I keep quotes on my desk and on scraps of paper to stay inspired. What’s your favorite “Life Lesson Quote”? And how has this quote shaped your perspective?
“You don’t learn to walk by following rules. You learn by doing, and by falling over.” -Richard BransonEveryone has the right to fail; it is an inevident learning curve, and one should judge people not by the number of fails, but rather by how quickly they get up and whether they have learned their lessons from them. Transferring this to a business world, you should empower your people to make their own decisions and mistakes — that is the best (and sometimes the only) way to feel real responsibility and to learn to be accountable.
We are very blessed that some of the biggest names in Business, VC funding, Sports, and Entertainment read this column. Is there a person in the world, or in the US, with whom you would love to have a private breakfast or lunch, and why? He, she, or they might just see this if we tag them.

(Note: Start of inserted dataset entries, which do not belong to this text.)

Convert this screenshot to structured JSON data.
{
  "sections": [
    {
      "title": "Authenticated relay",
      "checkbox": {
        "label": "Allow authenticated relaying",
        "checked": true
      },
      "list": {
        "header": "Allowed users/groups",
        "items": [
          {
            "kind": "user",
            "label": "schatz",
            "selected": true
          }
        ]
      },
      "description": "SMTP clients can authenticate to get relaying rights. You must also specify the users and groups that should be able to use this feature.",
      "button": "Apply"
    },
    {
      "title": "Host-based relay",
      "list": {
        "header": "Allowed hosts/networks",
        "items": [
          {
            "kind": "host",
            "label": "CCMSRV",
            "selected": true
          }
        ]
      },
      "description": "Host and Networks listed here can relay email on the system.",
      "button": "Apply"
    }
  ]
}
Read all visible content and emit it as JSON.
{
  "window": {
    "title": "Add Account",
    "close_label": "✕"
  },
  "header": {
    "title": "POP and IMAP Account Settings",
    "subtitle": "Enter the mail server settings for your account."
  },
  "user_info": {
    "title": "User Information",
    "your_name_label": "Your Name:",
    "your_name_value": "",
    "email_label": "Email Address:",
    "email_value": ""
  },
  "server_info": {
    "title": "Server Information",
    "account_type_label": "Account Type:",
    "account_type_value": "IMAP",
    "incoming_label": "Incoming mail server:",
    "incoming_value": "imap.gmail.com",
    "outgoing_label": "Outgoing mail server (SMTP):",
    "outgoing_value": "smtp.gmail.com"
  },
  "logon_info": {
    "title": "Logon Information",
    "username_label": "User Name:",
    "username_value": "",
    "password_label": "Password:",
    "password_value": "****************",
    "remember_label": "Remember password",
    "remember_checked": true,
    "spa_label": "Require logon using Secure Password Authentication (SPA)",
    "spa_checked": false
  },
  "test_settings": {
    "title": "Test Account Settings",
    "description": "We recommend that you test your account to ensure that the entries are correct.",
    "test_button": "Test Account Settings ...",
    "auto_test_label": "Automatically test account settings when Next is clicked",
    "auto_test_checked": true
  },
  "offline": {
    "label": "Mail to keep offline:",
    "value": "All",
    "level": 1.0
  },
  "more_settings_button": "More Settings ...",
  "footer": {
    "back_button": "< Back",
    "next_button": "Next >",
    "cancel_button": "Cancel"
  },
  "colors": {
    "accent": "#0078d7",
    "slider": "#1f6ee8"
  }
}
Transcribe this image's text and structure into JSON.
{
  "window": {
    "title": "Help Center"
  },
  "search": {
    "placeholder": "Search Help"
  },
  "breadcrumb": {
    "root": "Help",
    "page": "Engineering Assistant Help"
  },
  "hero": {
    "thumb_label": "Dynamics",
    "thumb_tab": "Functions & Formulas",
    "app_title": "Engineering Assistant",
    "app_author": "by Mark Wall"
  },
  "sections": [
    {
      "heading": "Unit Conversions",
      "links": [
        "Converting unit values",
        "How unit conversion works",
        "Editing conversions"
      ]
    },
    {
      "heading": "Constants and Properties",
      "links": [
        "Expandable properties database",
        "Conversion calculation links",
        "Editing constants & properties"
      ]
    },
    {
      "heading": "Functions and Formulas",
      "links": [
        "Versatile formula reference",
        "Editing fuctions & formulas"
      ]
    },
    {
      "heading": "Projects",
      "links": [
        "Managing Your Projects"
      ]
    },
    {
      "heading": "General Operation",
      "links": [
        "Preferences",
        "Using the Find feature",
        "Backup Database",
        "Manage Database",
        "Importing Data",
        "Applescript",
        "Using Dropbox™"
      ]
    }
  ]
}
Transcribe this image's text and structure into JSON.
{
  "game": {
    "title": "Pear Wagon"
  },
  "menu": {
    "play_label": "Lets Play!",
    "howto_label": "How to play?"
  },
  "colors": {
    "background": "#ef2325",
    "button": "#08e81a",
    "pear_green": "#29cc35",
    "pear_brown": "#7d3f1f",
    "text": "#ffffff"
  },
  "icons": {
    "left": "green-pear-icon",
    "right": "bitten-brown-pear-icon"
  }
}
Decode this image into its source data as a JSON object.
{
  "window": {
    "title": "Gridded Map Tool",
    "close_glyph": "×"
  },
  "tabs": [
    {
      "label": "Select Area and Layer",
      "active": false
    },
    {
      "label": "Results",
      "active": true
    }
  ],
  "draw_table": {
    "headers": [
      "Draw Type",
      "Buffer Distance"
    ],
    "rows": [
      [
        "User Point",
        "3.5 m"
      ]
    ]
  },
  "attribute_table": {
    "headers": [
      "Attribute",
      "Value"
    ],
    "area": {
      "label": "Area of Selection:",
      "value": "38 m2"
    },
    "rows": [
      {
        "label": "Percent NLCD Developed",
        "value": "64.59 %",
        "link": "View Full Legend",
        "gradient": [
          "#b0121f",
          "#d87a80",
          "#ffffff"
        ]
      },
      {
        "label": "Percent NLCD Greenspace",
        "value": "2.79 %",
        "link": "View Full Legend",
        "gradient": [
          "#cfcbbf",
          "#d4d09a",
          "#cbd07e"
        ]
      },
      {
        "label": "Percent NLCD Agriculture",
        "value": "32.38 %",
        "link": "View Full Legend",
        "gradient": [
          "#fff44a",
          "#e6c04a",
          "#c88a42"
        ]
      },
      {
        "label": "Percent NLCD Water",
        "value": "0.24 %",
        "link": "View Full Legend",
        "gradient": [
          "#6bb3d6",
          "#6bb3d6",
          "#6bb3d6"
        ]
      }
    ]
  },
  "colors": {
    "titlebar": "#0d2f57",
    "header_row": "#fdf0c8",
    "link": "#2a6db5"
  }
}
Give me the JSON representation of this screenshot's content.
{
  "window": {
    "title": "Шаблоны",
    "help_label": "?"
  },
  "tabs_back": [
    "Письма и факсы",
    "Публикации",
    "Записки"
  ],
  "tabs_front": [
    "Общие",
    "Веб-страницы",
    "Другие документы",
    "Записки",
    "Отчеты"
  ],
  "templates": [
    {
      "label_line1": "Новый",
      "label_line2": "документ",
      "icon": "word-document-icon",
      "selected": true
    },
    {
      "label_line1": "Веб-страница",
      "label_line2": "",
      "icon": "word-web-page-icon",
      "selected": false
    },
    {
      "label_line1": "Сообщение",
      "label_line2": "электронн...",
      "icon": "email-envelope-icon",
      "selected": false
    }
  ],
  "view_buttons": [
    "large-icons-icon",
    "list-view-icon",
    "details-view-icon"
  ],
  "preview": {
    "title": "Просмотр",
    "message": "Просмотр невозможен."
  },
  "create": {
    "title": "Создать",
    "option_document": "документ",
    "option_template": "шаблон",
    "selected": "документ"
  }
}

Many people are capable of perfectly shaping a company when it is already great. Much less common are those who know how to build a great company from scratch. Even fewer can turn a “thought into an absurd idea”, or into a huge new market and massively expand within this market. Be it Elon Musk, Richard Branson, or Evan Spiegel — I’d love to personally ask them how they see success where everyone else expects only failure.
Our readers often like to continue the conversation with our featured interviewees. How can they best connect with you and stay current on what you’re discovering?
They can always message me via Linkedin (https://www.linkedin.com/in/vadim-nekhai-36424b15/) or email Kris, our PR lead, and she will help to get in touch with me ([email protected])
Thank you for sharing your insights and predictions. We appreciate the gift of your time and wish you continued success and good health.